Everyone believes they have needs. In actuality most “needs” start out as expectations which morph into desires which evolve into needs which often become demands. Sometimes our desires conflict with one another. A wife might want her husband to be more communicative when he comes home from work because she “needs” some adult conversation and has a desire to connect emotionally with her husband. The husband on the other hand may want to withdraw to read the paper because he “needs” to decompress after a particularly hectic day. Neither person is wrong but in this example one of the partners will not get his/her perceived needs met. If this scenario plays out day after day a fair amount of tension will build.

One thing that would help is that we rename our felt needs as what they really are – desires. Second it would be very helpful for each person to be perfectly candid and forthright. The wife might say, “I really want to spend some time with you when you come home. I’ve been with young children all day and I long for adult conversation, but more importantly I want to connect with you and desire to share what’s going on in our lives.” The husband might say, “I am exhausted when I get home, it seems as though I go from one crisis to another. I really need some time to veg out and just relax.”
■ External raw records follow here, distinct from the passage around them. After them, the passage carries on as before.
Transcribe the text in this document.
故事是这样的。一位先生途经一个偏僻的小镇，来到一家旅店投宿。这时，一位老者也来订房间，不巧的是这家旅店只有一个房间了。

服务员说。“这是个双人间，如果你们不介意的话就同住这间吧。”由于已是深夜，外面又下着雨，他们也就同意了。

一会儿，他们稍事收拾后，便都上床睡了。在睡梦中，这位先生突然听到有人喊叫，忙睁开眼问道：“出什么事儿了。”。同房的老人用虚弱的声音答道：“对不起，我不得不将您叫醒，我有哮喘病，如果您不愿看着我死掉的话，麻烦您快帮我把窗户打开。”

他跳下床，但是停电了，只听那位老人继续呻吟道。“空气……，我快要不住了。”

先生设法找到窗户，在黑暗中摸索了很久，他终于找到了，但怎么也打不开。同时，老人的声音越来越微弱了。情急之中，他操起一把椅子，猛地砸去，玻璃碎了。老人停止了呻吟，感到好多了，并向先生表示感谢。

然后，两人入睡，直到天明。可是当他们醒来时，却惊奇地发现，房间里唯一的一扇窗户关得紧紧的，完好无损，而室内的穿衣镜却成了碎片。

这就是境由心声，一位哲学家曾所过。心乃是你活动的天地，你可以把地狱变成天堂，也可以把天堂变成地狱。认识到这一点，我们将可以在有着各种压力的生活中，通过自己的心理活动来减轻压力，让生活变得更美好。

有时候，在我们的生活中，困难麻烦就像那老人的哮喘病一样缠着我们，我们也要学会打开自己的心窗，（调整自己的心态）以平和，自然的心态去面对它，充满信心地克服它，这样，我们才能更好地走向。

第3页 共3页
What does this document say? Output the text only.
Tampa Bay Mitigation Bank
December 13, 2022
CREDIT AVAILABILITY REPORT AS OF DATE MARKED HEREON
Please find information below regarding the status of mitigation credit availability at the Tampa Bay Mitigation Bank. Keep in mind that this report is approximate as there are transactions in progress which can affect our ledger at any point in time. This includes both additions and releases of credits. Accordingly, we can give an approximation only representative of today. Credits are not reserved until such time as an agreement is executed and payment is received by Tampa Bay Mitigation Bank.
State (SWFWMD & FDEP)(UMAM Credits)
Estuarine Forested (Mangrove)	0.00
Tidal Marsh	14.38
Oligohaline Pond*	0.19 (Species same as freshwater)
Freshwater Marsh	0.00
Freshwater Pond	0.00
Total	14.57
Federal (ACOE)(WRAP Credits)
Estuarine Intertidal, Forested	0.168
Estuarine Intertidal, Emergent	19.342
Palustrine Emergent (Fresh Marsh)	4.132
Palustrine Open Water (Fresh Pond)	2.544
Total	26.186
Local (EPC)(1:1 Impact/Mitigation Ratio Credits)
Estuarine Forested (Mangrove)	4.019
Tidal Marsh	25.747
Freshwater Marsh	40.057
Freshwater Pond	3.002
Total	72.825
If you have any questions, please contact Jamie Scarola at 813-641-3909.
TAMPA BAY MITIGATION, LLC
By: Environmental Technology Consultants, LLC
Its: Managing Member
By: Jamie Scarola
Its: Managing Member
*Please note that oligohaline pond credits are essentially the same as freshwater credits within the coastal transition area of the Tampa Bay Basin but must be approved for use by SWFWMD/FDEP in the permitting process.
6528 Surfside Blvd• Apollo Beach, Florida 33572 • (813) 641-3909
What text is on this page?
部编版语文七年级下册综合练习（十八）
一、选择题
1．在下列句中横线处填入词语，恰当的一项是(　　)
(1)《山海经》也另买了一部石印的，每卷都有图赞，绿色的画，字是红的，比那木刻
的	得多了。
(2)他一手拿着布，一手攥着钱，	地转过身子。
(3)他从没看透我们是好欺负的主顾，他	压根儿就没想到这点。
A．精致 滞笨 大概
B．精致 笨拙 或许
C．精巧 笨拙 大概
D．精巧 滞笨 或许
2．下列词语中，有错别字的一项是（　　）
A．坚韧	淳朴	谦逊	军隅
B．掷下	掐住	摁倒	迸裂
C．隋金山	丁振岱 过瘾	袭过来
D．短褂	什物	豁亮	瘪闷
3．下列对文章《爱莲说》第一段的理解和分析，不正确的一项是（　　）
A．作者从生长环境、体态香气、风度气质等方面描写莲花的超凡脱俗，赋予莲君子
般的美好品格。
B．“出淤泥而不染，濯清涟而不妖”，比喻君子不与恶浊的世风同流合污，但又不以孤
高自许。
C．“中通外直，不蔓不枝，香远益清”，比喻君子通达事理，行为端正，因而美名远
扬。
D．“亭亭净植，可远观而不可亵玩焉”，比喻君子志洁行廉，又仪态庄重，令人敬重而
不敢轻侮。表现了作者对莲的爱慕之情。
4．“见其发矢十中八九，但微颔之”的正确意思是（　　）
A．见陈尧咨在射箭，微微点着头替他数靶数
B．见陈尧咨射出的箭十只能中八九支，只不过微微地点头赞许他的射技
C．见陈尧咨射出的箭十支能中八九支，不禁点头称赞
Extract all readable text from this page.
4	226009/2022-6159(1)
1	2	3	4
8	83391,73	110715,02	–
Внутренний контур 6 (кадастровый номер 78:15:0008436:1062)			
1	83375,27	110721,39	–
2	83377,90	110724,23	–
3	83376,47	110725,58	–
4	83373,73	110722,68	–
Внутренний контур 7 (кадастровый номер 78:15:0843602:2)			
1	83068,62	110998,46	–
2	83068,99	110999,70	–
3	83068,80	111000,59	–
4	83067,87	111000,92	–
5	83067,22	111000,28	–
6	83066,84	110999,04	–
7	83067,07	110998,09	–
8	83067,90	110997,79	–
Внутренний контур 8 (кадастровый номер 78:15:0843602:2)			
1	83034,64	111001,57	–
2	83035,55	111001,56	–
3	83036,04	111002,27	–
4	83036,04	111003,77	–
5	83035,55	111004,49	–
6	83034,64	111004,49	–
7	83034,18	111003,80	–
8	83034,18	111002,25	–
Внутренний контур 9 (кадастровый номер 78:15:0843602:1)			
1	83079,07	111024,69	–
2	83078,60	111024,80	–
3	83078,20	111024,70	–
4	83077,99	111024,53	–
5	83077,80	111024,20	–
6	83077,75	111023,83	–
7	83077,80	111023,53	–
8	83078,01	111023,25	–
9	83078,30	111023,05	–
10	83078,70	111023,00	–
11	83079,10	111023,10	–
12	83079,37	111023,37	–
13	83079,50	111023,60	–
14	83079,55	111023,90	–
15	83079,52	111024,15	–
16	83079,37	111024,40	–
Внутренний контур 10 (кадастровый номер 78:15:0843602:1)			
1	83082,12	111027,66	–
Using the Biblical model the husband would say to himself, “I hear my wife saying that one way that I can demonstrate my love for her is to engage her in a conversation when I get home from work.” The wife might say, “I must respect my husband by acknowledging the fact that he has worked hard and wants some down time when he gets home.” Keeping in mind that the purpose of marriage is to glorify God would encourage the couple to seek a win/win solution. One approach might be that the husband relaxes for 20 minutes and then the couple talks for 15. If there are younger children, they would be instructed that this is a sacred time and that they are to occupy themselves during the 35 minutes.

The Biblical model is simple in design but difficult to pull off. It is difficult because it requires that you put the other person first. Just as Christ put our deal ahead of his deal we are to continually ask “in what tangible ways can I make my wife feel that she is loved?” The wife is to continually ask “how can I best express to my husband how much I respect him?”